Quelle est la loi martiale?

La loi martiale impose un contrôle militaire direct sur ce qui est habituellement une fonction civile du gouvernement. L'armée est autorisée à assumer des fonctions exécutives, judiciaires et législatives qui sont généralement assumées par un gouvernement civil. La loi martiale est principalement déclarée à la suite d'une catastrophe ou d'une menace pour l'intégrité territoriale.

La description

La loi martiale prévoit l'utilisation de la force militaire et, dans certains cas, le personnel militaire gouvernemental acquiert le pouvoir d'élaborer et de faire respecter les lois pénales et civiles. La loi martiale est associée au couvre-feu et à la suspension des libertés civiles telles que la liberté de circulation et la liberté d'association. Si la loi militaire est appliquée, les civils risquent d’être confrontés au tribunal militaire s’ils vont à l’encontre de la loi martiale.

Exemples d'utilisation de la loi martiale

La loi martiale est imposée lors de catastrophes naturelles majeures. Le plus souvent, les gouvernements déclarent que la loi martiale exerce son autorité sur la population civile. Le gouvernement chinois a eu recours à la loi martiale pour réprimer les manifestations de la place Tiananmen de 1989. En 2006, la Thaïlande tout entière est tombée sous le coup de la loi martiale après le coup d'État réussi organisé par l'armée royale thaïlandaise. Le gouvernement peut également utiliser la loi martiale pour réprimer l'opposition politique et stabiliser les insurrections actives ou présumées. La loi martiale s'est également exercée au milieu de conflits et d'occupations où l'absence de gouvernement civil rend la population instable.

Loi martiale aux Philippines

L’histoire de la loi martiale aux Philippines a commencé pendant la Seconde Guerre mondiale, à la suite de l’imposition du président Josè P. Laurel. Le 22 septembre 1972, la loi martiale a été imposée dans le pays par le président Ferdinand Marcos. Marcos était considéré comme un autoritaire et la loi avait été mise en œuvre dans le but de calmer les conflits sociaux. Le président a également fait face à la menace d'une prise de contrôle par les communistes. Avant cette annonce, une série d'attentats à la bombe avaient eu lieu ainsi qu'une tentative d'assassinat du ministre de la Défense, Juan Ponce Enrile. La loi martiale a été initialement enthousiasmée par la population, mais elle est devenue de plus en plus associée à des violations des droits de l'homme. Un ralentissement économique supplémentaire a encouragé la dissidence dans des données démographiques telles que la classe moyenne urbaine. Jusqu'à la fin de la loi martiale en 1981, des couvre-feux ont été imposés, les stations de radio et de télévision ont été suspendues et de nombreuses personnes ont été arrêtées en tant que prisonniers politiques. Plus récemment, la province de Maguindanao a été soumise à la loi martiale le 4 décembre 2009. Cette action a été déclenchée par le massacre de 58 personnes par le clan Ampatuan.
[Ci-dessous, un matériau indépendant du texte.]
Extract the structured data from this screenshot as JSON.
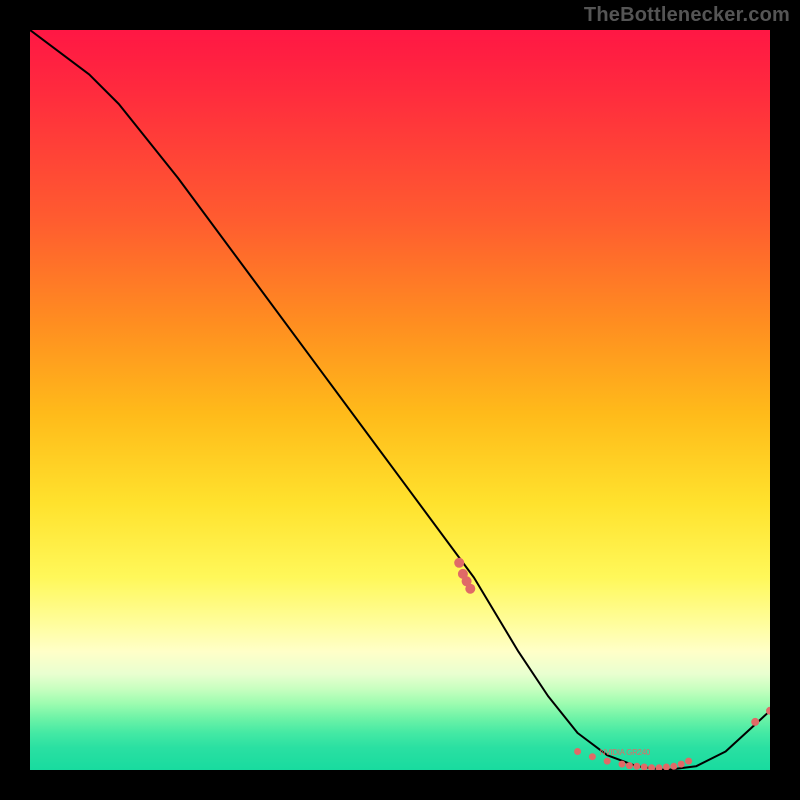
{
  "watermark": "TheBottlenecker.com",
  "chart_data": {
    "type": "line",
    "title": "",
    "xlabel": "",
    "ylabel": "",
    "xlim": [
      0,
      100
    ],
    "ylim": [
      0,
      100
    ],
    "x": [
      0,
      8,
      12,
      20,
      30,
      40,
      50,
      60,
      66,
      70,
      74,
      78,
      82,
      86,
      90,
      94,
      100
    ],
    "values": [
      100,
      94,
      90,
      80,
      66.5,
      53,
      39.5,
      26,
      16,
      10,
      5,
      2,
      0.5,
      0,
      0.5,
      2.5,
      8
    ],
    "points_cluster_left_x": [
      58,
      58.5,
      59,
      59.5
    ],
    "points_cluster_left_y": [
      28,
      26.5,
      25.5,
      24.5
    ],
    "points_flat_x": [
      74,
      76,
      78,
      80,
      81,
      82,
      83,
      84,
      85,
      86,
      87,
      88,
      89
    ],
    "points_flat_y": [
      2.5,
      1.8,
      1.2,
      0.8,
      0.6,
      0.5,
      0.4,
      0.3,
      0.3,
      0.4,
      0.5,
      0.8,
      1.2
    ],
    "points_right_end_x": [
      98,
      100
    ],
    "points_right_end_y": [
      6.5,
      8
    ],
    "inline_label": "NVIDIA GR240",
    "inline_label_x": 77,
    "inline_label_y": 1.5
  }
}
Loi martiale aux États-Unis

Certaines décisions judiciaires prises de la guerre civile américaine à la Seconde Guerre mondiale limitent la loi martiale aux États-Unis. La loi Posse Comitatus, adoptée par le Congrès de 1878, interdit l'implication de l'armée dans les questions d'application de la loi nationale en l'absence de l'approbation du Congrès. La loi martiale aux États-Unis a d'abord été imposée à l'échelle nationale pendant la guerre civile. Depuis lors, plusieurs événements ont nécessité la déclaration de la loi. Par exemple, en 1871, le maire de Chicago imposa la loi martiale dans l'État lors du grand incendie de Chicago. Pendant la Seconde Guerre mondiale, l’état moderne d’Hawaï était soumis à la loi martiale. La loi martiale, qui a duré du 7 décembre 1941 au 24 octobre 1944, a été rendue nécessaire par l'attaque japonaise sur Pearl Harbor. La loyauté de nombreux Hawaïens, d’origine japonaise, a par la suite été mise en cause.